Research by healthcare provider Bupa has concluded that employees who travel by car are most likely to be affected, with almost two-thirds (64%) of drivers claiming that their commute leaves them feeling uncomfortable.
This was compared with 11% who commuted by bus and 5% by train.
Cyclists and runners were among those least likely to feel any back or joint pain, with only 6% and 5% respectively saying that they are affected by it.
Regionally, nearly three-quarters (73%) of Londoners claimed their commute contributed to aches and pains, with many blaming the lack of space encountered on London’s trains, buses and the Underground.

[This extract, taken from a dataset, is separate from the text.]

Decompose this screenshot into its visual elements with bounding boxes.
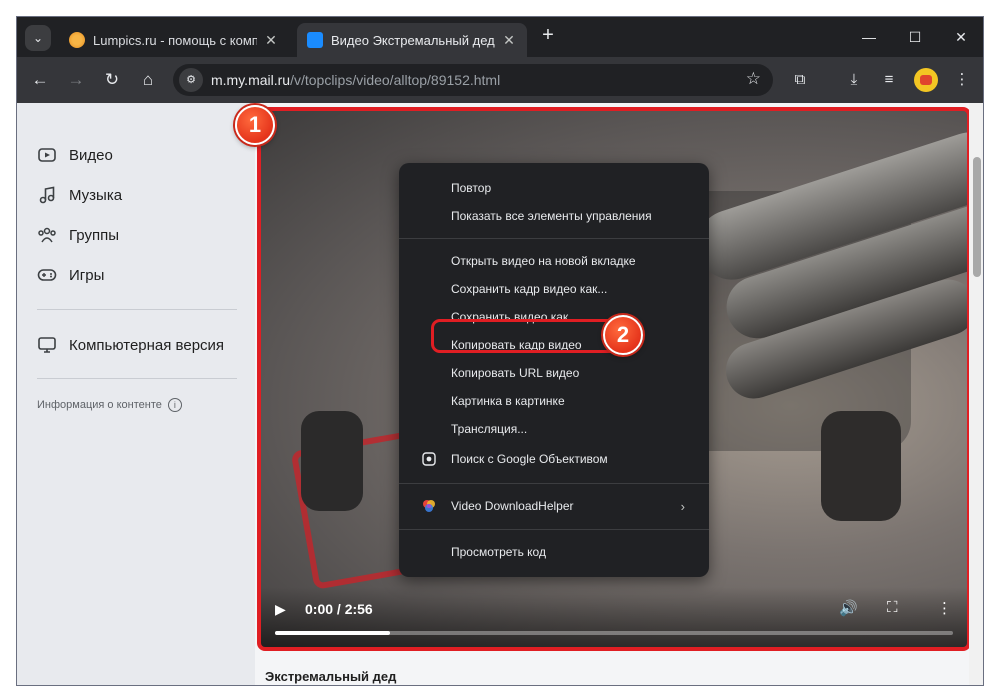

However, of those who did confess to suffering from back and joint pain, almost half (48%) did not consider their posture when commuting, and only one-fifth (21%) made a conscious effort to stretch their back or legs while on their journey.
The study also found that the average worker now sits or stands in the same position for three-and-a-half hours a day, highlighting the lack of movement employees often have while at work
Katherine Cran, a physiotherapist at Bupa’s Basinghall Clinic in London, said: “Commuting to and from work can have a profound effect on the body. Over time, and without the right care, this can lead to long-term joint and muscle damage.
“Incorporating physical exercise into your day, checking your posture and doing a few simple exercises can help make a real difference,” she added.